Wouldn't there be confusion if there were two bootable HDs in the 
system? Or would GRUB be modified on the fly to handle them?

>> This time I want to try a separate /home partition. I'm trying to decide how
>> much space to give / and how much to /home.  The new HD is a 1TB one, I will
>> probably only format about 300GB. My current HD is 500GB and I formatted
>> about 290GB and have 146GB free.
> Out of curiosity, what's the rest of the space for? Windows?

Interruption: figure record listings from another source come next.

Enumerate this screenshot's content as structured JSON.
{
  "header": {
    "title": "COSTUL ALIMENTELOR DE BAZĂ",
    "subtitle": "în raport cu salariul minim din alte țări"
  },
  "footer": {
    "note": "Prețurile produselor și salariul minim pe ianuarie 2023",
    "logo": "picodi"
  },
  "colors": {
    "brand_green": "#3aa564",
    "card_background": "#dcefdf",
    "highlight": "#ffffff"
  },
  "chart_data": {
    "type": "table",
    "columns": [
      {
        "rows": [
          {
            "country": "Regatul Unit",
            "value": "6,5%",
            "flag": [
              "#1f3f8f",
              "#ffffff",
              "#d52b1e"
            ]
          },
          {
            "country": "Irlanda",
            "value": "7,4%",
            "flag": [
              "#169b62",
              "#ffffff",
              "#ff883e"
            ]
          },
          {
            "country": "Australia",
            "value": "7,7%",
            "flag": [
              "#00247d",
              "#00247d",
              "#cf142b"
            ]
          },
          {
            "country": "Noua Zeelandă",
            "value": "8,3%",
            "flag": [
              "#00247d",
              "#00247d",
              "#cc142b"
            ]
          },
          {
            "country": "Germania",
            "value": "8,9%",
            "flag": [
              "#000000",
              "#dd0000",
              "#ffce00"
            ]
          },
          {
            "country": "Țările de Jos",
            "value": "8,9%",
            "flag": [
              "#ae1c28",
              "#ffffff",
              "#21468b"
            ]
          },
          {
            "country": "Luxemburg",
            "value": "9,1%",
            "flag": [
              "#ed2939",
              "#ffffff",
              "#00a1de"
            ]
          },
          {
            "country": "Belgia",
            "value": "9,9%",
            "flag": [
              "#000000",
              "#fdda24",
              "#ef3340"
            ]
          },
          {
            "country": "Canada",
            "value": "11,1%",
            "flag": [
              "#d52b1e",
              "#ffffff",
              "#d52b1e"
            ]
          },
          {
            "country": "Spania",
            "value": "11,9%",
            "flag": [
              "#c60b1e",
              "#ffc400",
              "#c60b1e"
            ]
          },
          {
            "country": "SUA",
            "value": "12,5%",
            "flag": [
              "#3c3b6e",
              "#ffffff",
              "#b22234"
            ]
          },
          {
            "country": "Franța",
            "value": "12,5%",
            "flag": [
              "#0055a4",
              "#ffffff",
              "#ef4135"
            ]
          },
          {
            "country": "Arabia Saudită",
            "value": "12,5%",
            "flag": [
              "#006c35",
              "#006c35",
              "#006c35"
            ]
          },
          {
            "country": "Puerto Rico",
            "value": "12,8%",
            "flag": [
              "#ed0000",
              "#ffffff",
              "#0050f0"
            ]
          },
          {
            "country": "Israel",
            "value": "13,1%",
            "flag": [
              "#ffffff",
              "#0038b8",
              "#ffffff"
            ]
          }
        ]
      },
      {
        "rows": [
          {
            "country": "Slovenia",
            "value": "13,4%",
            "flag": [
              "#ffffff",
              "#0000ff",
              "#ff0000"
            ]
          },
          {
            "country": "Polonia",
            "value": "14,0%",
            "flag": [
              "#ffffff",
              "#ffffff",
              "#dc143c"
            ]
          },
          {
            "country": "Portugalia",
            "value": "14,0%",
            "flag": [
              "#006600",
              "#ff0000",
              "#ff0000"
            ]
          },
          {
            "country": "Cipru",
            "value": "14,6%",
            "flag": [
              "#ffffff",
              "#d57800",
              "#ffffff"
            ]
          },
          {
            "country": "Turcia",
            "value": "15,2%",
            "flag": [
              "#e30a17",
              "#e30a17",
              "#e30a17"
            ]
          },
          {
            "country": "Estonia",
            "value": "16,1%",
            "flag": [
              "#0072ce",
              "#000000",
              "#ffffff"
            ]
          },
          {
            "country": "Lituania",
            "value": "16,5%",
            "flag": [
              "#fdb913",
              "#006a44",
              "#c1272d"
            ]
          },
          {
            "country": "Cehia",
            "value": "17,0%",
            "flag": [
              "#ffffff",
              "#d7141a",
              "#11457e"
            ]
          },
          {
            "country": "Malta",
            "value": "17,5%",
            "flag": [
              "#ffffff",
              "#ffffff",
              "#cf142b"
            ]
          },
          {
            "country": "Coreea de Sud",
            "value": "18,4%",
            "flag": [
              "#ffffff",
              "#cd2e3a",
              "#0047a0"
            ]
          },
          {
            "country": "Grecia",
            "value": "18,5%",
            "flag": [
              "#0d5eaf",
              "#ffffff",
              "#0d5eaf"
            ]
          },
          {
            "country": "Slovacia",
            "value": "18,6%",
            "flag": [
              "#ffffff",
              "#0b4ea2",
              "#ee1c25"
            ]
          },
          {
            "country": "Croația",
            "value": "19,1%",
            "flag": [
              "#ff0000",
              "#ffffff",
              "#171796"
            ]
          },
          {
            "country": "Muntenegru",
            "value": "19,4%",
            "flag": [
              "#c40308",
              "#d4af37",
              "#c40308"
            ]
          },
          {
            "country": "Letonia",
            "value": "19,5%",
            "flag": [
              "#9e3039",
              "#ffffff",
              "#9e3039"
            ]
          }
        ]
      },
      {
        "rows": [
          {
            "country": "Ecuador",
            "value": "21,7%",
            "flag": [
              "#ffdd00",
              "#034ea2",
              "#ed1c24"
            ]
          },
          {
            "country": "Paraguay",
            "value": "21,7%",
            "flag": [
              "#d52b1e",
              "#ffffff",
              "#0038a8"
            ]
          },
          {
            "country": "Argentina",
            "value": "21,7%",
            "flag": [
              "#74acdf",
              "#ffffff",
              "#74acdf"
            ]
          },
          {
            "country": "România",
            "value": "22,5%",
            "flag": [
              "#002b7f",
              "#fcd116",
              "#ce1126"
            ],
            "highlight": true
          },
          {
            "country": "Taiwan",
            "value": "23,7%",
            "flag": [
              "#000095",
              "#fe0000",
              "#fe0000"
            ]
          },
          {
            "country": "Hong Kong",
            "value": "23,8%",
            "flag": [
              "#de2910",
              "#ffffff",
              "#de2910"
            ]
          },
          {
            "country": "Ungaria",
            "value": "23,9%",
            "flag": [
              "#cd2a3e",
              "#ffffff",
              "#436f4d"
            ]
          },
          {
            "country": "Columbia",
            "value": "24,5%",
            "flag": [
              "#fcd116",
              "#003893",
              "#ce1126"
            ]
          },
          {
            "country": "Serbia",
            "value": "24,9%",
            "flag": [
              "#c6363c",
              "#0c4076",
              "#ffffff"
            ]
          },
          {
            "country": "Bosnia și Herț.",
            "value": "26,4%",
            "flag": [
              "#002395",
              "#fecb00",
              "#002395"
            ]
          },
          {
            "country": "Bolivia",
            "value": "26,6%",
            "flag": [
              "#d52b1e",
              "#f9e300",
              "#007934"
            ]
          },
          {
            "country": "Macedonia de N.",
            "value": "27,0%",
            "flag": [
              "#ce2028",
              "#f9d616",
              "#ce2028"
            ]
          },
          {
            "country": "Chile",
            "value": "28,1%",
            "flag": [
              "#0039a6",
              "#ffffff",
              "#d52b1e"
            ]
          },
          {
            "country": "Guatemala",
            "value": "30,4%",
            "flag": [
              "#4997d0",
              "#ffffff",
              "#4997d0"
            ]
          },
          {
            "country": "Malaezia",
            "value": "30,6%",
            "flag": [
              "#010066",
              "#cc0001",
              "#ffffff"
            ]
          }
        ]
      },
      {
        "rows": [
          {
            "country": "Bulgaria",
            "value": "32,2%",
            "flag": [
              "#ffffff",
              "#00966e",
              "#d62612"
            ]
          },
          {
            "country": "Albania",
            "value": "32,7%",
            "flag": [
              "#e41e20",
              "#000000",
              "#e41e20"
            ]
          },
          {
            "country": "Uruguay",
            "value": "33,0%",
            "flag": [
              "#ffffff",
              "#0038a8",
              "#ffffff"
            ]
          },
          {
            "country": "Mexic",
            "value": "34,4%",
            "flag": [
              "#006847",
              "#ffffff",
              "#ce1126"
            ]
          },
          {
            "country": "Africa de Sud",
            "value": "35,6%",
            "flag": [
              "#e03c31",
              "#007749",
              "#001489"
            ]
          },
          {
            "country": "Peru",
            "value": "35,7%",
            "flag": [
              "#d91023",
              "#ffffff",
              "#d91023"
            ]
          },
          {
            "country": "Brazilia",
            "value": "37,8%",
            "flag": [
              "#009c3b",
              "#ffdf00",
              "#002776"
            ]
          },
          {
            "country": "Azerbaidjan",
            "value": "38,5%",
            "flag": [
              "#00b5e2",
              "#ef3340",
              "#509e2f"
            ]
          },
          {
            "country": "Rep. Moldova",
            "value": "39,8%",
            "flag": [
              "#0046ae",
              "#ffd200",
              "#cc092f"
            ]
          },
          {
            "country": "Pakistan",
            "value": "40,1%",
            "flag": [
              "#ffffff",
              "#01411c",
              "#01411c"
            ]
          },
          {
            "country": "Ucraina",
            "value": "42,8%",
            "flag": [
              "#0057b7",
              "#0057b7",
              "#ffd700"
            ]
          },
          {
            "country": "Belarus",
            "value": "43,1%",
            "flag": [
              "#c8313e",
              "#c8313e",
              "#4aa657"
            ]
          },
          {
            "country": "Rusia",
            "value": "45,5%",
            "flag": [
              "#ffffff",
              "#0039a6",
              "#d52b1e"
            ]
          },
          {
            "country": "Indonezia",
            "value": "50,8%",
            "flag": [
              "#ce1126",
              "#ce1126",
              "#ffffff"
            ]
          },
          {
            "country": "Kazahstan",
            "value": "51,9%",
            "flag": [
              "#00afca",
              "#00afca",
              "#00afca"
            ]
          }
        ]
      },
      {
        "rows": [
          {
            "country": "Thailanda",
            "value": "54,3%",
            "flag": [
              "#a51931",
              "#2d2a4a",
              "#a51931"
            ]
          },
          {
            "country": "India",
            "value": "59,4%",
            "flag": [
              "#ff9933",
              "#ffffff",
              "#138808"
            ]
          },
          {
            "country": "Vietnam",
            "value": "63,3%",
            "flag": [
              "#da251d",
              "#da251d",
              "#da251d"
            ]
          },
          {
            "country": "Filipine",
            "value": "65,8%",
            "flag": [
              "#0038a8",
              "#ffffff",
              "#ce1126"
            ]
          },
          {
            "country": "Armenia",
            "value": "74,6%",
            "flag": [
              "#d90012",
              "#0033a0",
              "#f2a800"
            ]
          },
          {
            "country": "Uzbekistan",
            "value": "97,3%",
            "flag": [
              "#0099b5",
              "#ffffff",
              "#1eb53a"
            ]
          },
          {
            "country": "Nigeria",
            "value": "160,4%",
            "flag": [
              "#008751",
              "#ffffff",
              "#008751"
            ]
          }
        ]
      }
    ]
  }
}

No, its just space I don't need so I didn't format it.  Also wouldn't 
Ubuntu's periodic checking of the disk and maybe any repairs go faster 
with less tracks formatted?

> Anyway, in terms of partitioning.
> You only really need 3:
> / - also known as "the root filesystem"
> /home - AKA "the home filesystem"
> swap - which doesn't get mounted, as such, so does not have a path
> All the software goes in the root FS. All your data goes in /home.
> These days, data is typically much bigger than S/W. Photos take many
> hundreds of meg, ditto music; videos take gigs.
> You don't usually need a lot of room for S/W.
> I would say that 8GB is a stingy amount of space but would probably
> work fine. 16GB is generous. 32GB is madly generous. More, for most
> people, would be wasteful.
> Swap, as you say, is typically 2× RAM (this is an old & now
> over-generous rule of thumb & is almost profligate these days, but
> hey, with a thousand gig to play with, why not?)
> All the rest can go to home.
> I always do it in a very old-fashion, standard way, using binary round
> numbers (i.e. powers of 2), like this:
> [ small optional DOS-bootable primary for BIOS flashing etc. - say
> 32MB, yes, *mega*bytes]
> [ bootable primary root - say 32GB]
> [ extended partition for whole rest of disk; in there: [/home] [swap] ]
>> I googled trying trying to find some guidance on how to allocate the
>> available space between / and /home, but found widely varying suggestions.
>> I decided to look at what I was using on my setup now
>> $ sudo du -shc /   =>  total 105G
>> $ du -shc /home    =>  total 64G
> Just use GParted. Much easier.

Doesn't GParted just show partitions?  Right now I don't have a separate 
/home which is why I am trying to figure out how space I would need in / 
on my system right now if I had a separate /home partition.

> I suggest you give descriptive labels to your existing partitions.
> Gparted will do this & it is safe & non-destructive. Mine are called
> things like:
> "MS-DOS 32MB"
> "Spare primary"
> "Spare Ubuntu root"
> "Win2K 16GB"
> "Win7 24GB"
> "Home"
> "DATA 52GB"
> "2GB SWAP"
>> So this tells me that if I had a separate / and /home, / would be 41G. 41GB
>> seems large compared to sizes I saw when I doing my search and many of those
>> authors said they installed "tons of stuff".  So is the method I used to
>> calculate my current / size valid?
> 41GB is a lot but not madly so on a 1TB drive. It's only 4% of the space.

Reading back over what I wrote maybe I wasn't clear. Right now I only 
have one big partition (disregarding swap).  I am trying to determine 
how big of / partition I need just to accommodate the  S/W I have now. 
To do this I took the size of / and subtracted the size of home. This 
gave me a size of 41GB which seemed large so I am wondering if the 
method I used is valid.

>> If it was valid I am thinking of a / of ~100GB and /home of ~200GB, does
>> that seem OK?
> 100 gig is /way/ over the top. I see no reason for more than 32GB max.

But my calculation tells me it is already 41GB which is why I am 
wondering if my calculation is correct.